India's inflation hits 13-year peak
August 24, 2008 00:00:00
NEW DELHI, Aug 23 (AFP): India's inflation has accelerated to a 13-year peak, official data showed, fuelling expectations of more monetary tightening.
Annual inflation jumped to 12.63 per cent for the week ended August 9, from 12.44 per cent for the previous week, according to the Wholesale Price Index, India's most-watched cost-of-living monitor.
The inflation rise announced late last week was in line with analysts' forecasts, but far above the central bank's end-of-year target of seven per cent.
The increase was bad news for the ruling Congress-led coalition, which is anxious to control prices. It fears a backlash in national elections due by May 2009 from the poor masses, who have been hardest hit by price rises.
Inflation has nearly tripled from 4.39 per cent a year ago, reaching its highest level since the current inflation series began being compiled 13 years ago.

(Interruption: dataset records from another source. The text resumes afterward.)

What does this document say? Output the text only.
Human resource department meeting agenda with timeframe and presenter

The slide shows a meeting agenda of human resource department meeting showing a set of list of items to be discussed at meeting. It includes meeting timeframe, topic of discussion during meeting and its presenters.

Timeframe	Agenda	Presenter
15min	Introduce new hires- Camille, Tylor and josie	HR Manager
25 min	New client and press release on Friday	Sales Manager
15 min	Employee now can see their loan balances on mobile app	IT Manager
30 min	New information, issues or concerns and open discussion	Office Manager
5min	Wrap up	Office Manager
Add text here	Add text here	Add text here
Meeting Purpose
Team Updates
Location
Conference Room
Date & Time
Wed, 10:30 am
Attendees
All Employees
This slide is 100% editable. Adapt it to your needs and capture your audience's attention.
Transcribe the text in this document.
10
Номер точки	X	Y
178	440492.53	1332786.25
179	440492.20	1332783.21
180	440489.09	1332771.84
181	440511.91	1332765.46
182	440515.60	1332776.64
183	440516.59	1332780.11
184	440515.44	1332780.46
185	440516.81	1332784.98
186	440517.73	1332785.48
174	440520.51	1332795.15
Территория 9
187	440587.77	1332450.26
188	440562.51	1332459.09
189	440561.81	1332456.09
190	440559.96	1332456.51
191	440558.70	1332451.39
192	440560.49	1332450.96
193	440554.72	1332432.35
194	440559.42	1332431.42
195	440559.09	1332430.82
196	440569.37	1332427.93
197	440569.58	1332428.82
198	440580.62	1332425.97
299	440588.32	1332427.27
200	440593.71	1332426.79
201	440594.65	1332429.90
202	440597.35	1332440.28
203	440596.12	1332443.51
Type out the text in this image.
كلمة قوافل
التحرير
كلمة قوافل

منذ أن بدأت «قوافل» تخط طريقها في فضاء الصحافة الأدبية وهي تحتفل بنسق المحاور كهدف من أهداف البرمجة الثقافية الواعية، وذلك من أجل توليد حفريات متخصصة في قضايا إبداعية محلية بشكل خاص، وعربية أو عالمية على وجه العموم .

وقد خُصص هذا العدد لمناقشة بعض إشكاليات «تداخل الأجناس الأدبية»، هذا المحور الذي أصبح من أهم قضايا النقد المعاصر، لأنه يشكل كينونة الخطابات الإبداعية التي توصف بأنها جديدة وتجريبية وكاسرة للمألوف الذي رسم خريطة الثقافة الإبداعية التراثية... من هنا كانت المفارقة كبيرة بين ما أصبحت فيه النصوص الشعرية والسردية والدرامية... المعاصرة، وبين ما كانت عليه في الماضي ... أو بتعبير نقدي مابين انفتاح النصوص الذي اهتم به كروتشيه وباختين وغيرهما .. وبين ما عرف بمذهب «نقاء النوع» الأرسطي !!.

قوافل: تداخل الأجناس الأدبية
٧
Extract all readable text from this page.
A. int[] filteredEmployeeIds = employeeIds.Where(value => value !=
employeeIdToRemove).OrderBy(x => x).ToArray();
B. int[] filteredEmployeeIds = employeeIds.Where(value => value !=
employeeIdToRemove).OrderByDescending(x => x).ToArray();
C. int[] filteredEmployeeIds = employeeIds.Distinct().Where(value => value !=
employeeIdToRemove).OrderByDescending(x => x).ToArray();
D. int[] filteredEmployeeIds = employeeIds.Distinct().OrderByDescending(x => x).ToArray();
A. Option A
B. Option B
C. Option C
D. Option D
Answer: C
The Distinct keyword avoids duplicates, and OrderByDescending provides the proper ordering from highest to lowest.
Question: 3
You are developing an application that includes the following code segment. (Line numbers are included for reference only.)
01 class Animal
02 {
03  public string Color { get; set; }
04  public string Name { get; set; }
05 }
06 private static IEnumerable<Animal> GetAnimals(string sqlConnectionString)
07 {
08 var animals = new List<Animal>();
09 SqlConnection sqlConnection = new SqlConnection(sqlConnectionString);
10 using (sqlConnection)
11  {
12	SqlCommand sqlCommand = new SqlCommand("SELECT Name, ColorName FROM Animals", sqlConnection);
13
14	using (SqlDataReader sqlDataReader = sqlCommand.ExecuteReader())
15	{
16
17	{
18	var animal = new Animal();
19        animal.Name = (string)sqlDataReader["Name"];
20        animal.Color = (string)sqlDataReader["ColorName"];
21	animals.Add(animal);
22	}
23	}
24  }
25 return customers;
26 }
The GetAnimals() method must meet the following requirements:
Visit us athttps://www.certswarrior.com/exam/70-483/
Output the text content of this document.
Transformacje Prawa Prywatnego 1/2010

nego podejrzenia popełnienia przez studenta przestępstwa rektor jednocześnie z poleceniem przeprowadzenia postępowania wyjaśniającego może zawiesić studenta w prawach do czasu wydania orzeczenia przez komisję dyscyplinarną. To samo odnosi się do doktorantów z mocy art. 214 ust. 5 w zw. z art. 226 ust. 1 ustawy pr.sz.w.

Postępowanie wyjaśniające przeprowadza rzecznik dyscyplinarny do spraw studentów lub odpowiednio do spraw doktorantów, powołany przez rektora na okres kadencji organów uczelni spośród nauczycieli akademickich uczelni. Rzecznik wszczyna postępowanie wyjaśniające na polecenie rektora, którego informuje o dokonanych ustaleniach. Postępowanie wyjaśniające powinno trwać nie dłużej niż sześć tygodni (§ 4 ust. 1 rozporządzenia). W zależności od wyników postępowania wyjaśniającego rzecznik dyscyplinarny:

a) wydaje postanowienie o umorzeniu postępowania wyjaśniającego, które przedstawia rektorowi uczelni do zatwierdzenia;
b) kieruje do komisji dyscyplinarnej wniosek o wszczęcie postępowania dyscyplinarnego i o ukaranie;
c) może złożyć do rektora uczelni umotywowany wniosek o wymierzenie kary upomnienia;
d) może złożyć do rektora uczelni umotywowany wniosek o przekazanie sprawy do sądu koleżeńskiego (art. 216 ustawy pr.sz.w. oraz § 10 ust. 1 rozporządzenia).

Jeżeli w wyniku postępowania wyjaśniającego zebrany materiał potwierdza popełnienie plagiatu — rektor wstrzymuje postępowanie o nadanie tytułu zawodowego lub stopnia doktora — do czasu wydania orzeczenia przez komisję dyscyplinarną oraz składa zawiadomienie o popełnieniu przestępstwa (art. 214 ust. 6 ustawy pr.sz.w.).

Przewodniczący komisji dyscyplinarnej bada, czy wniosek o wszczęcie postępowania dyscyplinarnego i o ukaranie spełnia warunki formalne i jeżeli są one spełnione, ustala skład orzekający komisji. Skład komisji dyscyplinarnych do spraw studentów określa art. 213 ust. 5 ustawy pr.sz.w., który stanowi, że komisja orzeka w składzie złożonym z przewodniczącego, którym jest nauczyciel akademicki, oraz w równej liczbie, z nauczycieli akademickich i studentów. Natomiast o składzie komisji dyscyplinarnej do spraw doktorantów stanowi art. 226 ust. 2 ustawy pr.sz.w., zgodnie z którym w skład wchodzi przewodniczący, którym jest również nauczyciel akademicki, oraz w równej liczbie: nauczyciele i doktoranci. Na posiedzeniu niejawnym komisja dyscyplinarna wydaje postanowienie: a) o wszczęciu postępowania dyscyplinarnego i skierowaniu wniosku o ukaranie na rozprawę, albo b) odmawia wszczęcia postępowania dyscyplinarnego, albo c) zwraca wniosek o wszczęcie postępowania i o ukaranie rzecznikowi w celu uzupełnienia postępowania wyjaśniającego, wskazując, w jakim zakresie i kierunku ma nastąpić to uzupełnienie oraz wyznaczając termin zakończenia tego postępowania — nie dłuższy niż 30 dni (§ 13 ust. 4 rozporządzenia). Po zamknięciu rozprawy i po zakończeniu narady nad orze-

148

The Reserve Bank of India has raised rates three times since June in a continuation of an aggressive tightening policy that began in 2004 and which has slowed growth in Asia's third-largest economy. The bank's key short-term lending is now at nine per cent -- a seven-year high.
Last week, Prime Minister Manmohan Singh's economic advisory council forecast inflation could reach 13 per cent before beginning to taper. But some private economists have said it could hit 15 per cent.
The council warned that high inflation in tandem with the global economic downturn could slow India's growth to 7.7 per cent in the financial year to March 2009 -- its weakest in four years.
The economy expanded by nine per cent last year and 9.6 per cent the previous year.
Analysts say they expect at least one more round of monetary tightening before inflation starts to stabilise.